The flower on the mirror became a recurring pattern
the corner my own little cavern.

Tears fell, mingling in the water,

for I was at the bottom of the ocean.
The green hue clouded my view, and
 submerged in colour, I said,
"I am no longer in love with you."

FINDINGS


"I'm writing again.
Everything is playing on repeat.
All I care about is leaving evidence for me,
when I wake up.
In real life.
In reality.

Everything is playing on repeat."

4:32 AM,
2 June 2012.

MUSE


The hole you left in my tiny heart was home for my confusion,
the reason of my seclusion.

Frantically scrambling for a paper and pen,
that was how I found myself again.

Saturday 2 June 2012

INTO YOUR WORLD



He’s alone, but not quite, for the figures came swooping in.

Shadows. His.

Grey, hazy, but bright.


He touched his heart, and took a right step.

A leap to a patch of air, and the shadows took bait.
Swift, but always a fraction too late.
The effort they took just seemed to be too great.

His emotions, his movements.
He’s alone – but not quite.


So he tilted his head, beckoning them to follow.

A point of the finger, and the shadows chased.
This time, he could feel their haste.
But nothing, not even his shadows, could match his grace.

Another twirl, another sway.
He’s alone – but not quite.


Frustration – a few more poised steps.
Futile attempts – and a few of them left.

Whoever remained crossed behind his back.
The astounding symmetry – an epiphany.

Whatever remained mimicked his existence.
Feigning his consistence, closing the distance.


But at the end, no matter the pace, nothing could match his grace.
He’s alone – but not quite.

And at the end, they simply left –
Leaving him with truly no one but himself.


* Adapted from the slurring of a certain Writer in the Dark,
along with the twenty-third picturesque tease.

IT'S NOT SEX...


It's drugs.

Saturday 3 March 2012

FAREWELL.


That dream-like haze is gone; sunlit green grass replaced my surrounding.

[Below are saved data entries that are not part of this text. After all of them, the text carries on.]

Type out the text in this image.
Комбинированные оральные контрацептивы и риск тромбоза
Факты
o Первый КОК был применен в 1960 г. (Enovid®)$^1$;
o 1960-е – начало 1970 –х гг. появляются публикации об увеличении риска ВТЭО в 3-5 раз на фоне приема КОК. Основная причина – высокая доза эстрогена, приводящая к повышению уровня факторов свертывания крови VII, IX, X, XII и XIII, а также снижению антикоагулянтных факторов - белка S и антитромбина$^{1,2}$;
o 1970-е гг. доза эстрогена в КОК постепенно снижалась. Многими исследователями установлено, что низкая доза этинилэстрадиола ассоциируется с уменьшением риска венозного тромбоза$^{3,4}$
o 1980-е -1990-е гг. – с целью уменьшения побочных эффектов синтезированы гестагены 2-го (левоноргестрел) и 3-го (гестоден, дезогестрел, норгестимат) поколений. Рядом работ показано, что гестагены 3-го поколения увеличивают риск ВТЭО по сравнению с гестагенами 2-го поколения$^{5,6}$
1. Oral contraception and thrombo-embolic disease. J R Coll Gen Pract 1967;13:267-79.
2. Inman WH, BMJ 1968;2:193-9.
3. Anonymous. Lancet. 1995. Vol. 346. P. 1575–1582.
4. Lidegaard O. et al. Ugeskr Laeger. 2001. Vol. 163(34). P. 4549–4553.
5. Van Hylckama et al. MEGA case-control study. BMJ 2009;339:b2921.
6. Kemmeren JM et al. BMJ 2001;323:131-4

In case you are reading this,

If I could have done anything more, I would have. But what good would it do, doing more of something that’s not the right thing to do, that wouldn’t have made anyone happier?

Therefore, I stand by everything that I have said. All the bitterness has gone, and I’m hoping that this gratitude and this feeling of relief isn’t one-sided.

I can never say this enough: Thank you for everything.

We were happy for a while, being together, and we’ll still be happy, though apart.



Thank you.

Sunday 29 January 2012

CHILDHOOD DREAMS REVISITED


The solemn dark earth was a shrine of orbs. Shining, glowing orbs, as grand as the sun, perched on top of installations thousands of meters high. These were the Gods, the entity They coveted, the being They fought over. When they fell, countless white debris showered Their heads, Their mouths murmuring prayers.

My head turned, and I found myself awake in the dark. Alone, frightened, and disturbed.

Saturday 7 January 2012

FRIEND


Having the chance to take a deep breath for a moment seems like a privilege. But if what you hear the very next thing after that breath is news that breaks your heart more than you want to, more than it should, you seem to forget the things you were so very intent of thinking the days before.

You were the one person I saw myself spending the day with, throwing things into the air.

It’s heartbreaking to see the image shattered.